Interfaith Council holds World Day of Prayer service
By Denise Coffey - Staff Writer
Dayville - posted Mon., Mar. 4, 2013
The Killingly-Brooklyn Interfaith Council held a service at Maple Courts in Danielson to commemorate the World Day of Prayer on March 1. The WDP is a worldwide movement of Christian women of different cultures and races. Women in more than 170 countries gather together on the first Friday in March to celebrate it.
Each year a host country chooses a theme and prepares a worship service around it. A French committee prepared the 2013 program, centering it on passages from Chapter 25 in the Gospel of Matthew: “I was a stranger among you.” The service included songs, prayers of praise, requests for forgiveness, and a short meditation.

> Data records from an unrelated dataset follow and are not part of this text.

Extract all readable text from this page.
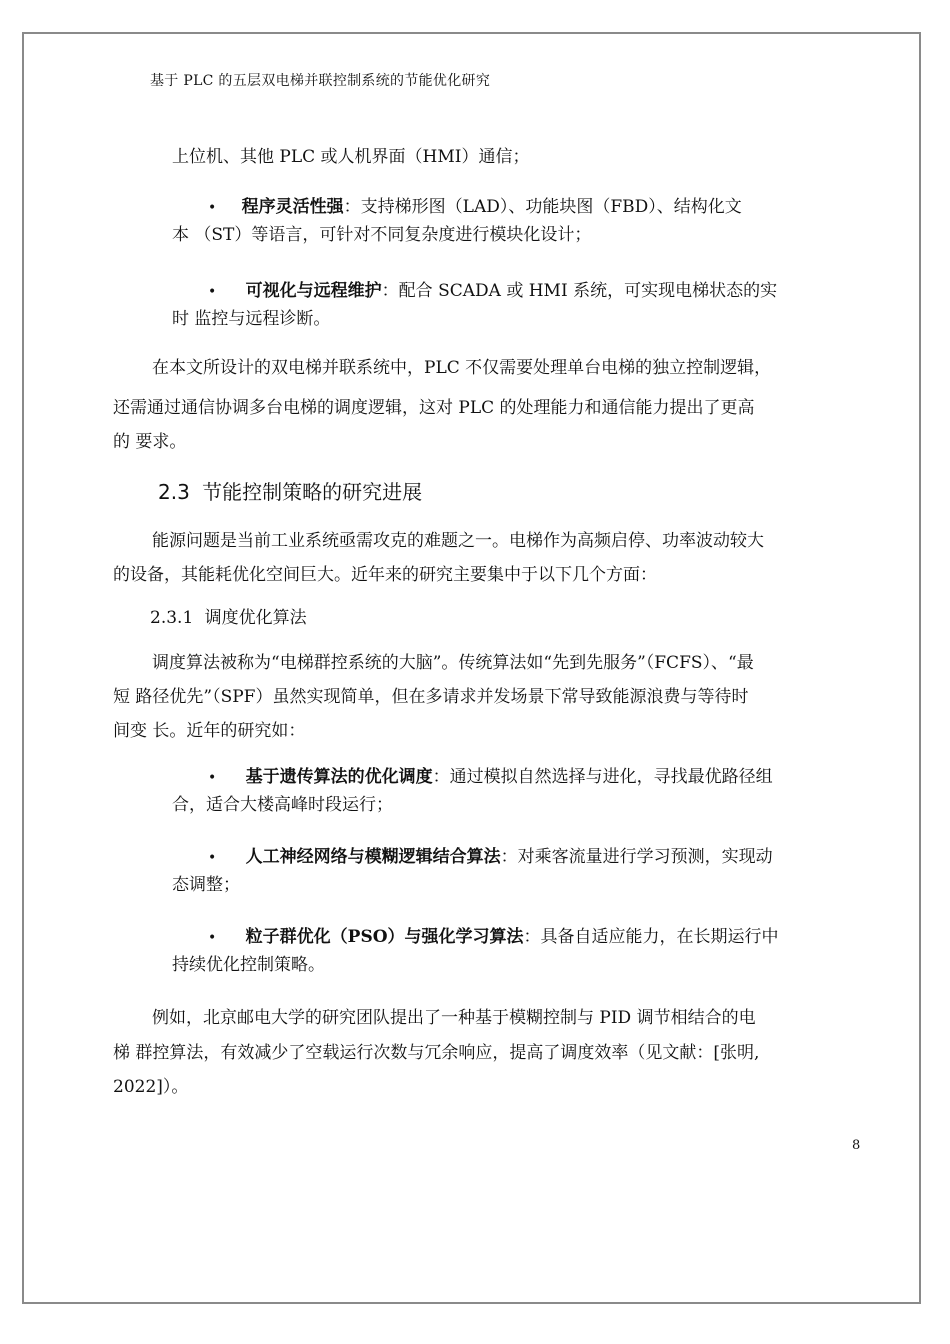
基于 PLC 的五层双电梯并联控制系统的节能优化研究
上位机、其他 PLC 或人机界面（HMI）通信；
• 程序灵活性强：支持梯形图（LAD）、功能块图（FBD）、结构化文
本 （ST）等语言，可针对不同复杂度进行模块化设计；
• 可视化与远程维护：配合 SCADA 或 HMI 系统，可实现电梯状态的实
时 监控与远程诊断。
在本文所设计的双电梯并联系统中，PLC 不仅需要处理单台电梯的独立控制逻辑，
还需通过通信协调多台电梯的调度逻辑，这对 PLC 的处理能力和通信能力提出了更高
的 要求。
2.3 节能控制策略的研究进展
能源问题是当前工业系统亟需攻克的难题之一。电梯作为高频启停、功率波动较大
的设备，其能耗优化空间巨大。近年来的研究主要集中于以下几个方面：
2.3.1 调度优化算法
调度算法被称为“电梯群控系统的大脑”。传统算法如“先到先服务”（FCFS）、“最
短 路径优先”（SPF）虽然实现简单，但在多请求并发场景下常导致能源浪费与等待时
间变 长。近年的研究如：
• 基于遗传算法的优化调度：通过模拟自然选择与进化，寻找最优路径组
合，适合大楼高峰时段运行；
• 人工神经网络与模糊逻辑结合算法：对乘客流量进行学习预测，实现动
态调整；
• 粒子群优化（PSO）与强化学习算法：具备自适应能力，在长期运行中
持续优化控制策略。
例如，北京邮电大学的研究团队提出了一种基于模糊控制与 PID 调节相结合的电
梯 群控算法，有效减少了空载运行次数与冗余响应，提高了调度效率（见文献：[张明,
2022]）。
8
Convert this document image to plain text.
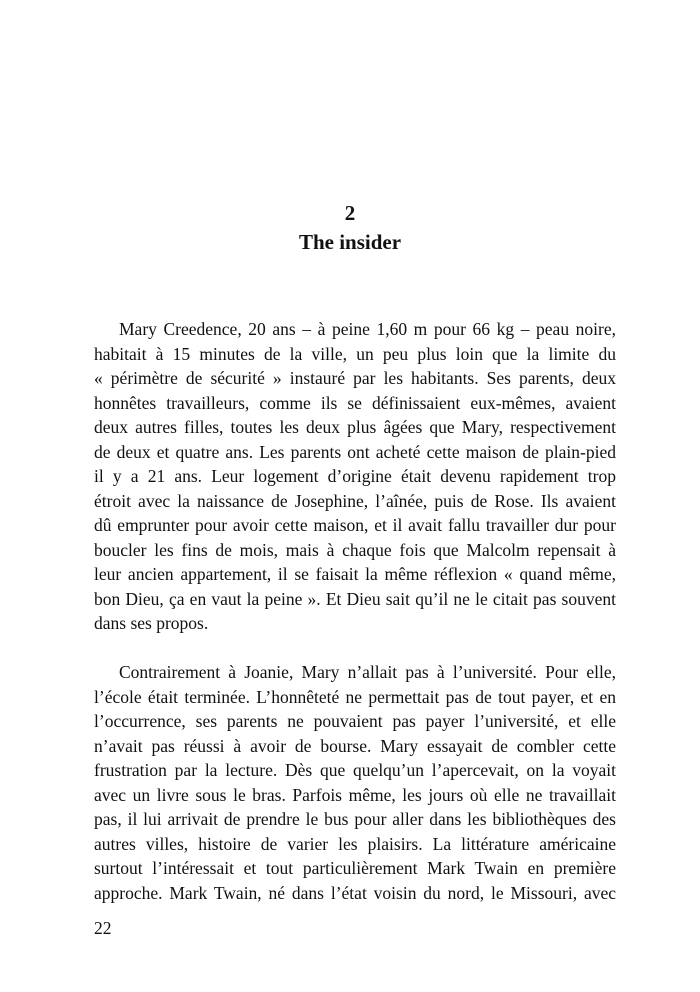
2
The insider
Mary Creedence, 20 ans – à peine 1,60 m pour 66 kg – peau noire,
habitait à 15 minutes de la ville, un peu plus loin que la limite du
« périmètre de sécurité » instauré par les habitants. Ses parents, deux
honnêtes travailleurs, comme ils se définissaient eux-mêmes, avaient
deux autres filles, toutes les deux plus âgées que Mary, respectivement
de deux et quatre ans. Les parents ont acheté cette maison de plain-pied
il y a 21 ans. Leur logement d’origine était devenu rapidement trop
étroit avec la naissance de Josephine, l’aînée, puis de Rose. Ils avaient
dû emprunter pour avoir cette maison, et il avait fallu travailler dur pour
boucler les fins de mois, mais à chaque fois que Malcolm repensait à
leur ancien appartement, il se faisait la même réflexion « quand même,
bon Dieu, ça en vaut la peine ». Et Dieu sait qu’il ne le citait pas souvent
dans ses propos.
Contrairement à Joanie, Mary n’allait pas à l’université. Pour elle,
l’école était terminée. L’honnêteté ne permettait pas de tout payer, et en
l’occurrence, ses parents ne pouvaient pas payer l’université, et elle
n’avait pas réussi à avoir de bourse. Mary essayait de combler cette
frustration par la lecture. Dès que quelqu’un l’apercevait, on la voyait
avec un livre sous le bras. Parfois même, les jours où elle ne travaillait
pas, il lui arrivait de prendre le bus pour aller dans les bibliothèques des
autres villes, histoire de varier les plaisirs. La littérature américaine
surtout l’intéressait et tout particulièrement Mark Twain en première
approche. Mark Twain, né dans l’état voisin du nord, le Missouri, avec
22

Coordinating the event locally was Deacon Barbara Schreier from the United Methodist Church in Danielson, Beverly Richardson of St. James Catholic Church, and Margaret Weaver of St. Joseph's Catholic Church in Dayville. Richardson showed a brief video illustrating the diversity of religions, cultures and races of the people who call France home. The WDP service is meant to encourage openness and dialogue between people of different faiths and countries. Education is part and parcel of that mission. Since 1932, specific countries have chosen themes around which to build a worship program.
Several residents of Maple Court attended the service. Congregate Manager Pat Rocheleau said the Interfaith Council has been bringing church to its residents for years. “Faith is a very important part of all our lives,” she said. “My tenants in particular, and many tenants at Maple Court, don't have transportation, so they can't get to church.”
Germaine Gaudreau joined the service and found herself reading part of the committee's prepared script with five other women. “I'm not religious, but I have a lot of faith,” she said. “It's a nice feeling you get when you join with a group of believers.”
Jeannette Heon was one of more than 20 residents who attended the service. “We believe in the same God,” she said with a shrug. “Too many people don't go to church. They don't believe. Maybe if people prayed a little bit more, it would help.”
KBIC member Pat Grohe said the theme struck close to home. “When you think about the trouble this country is having with immigration issues, it's a good thing to be praying about,” she said.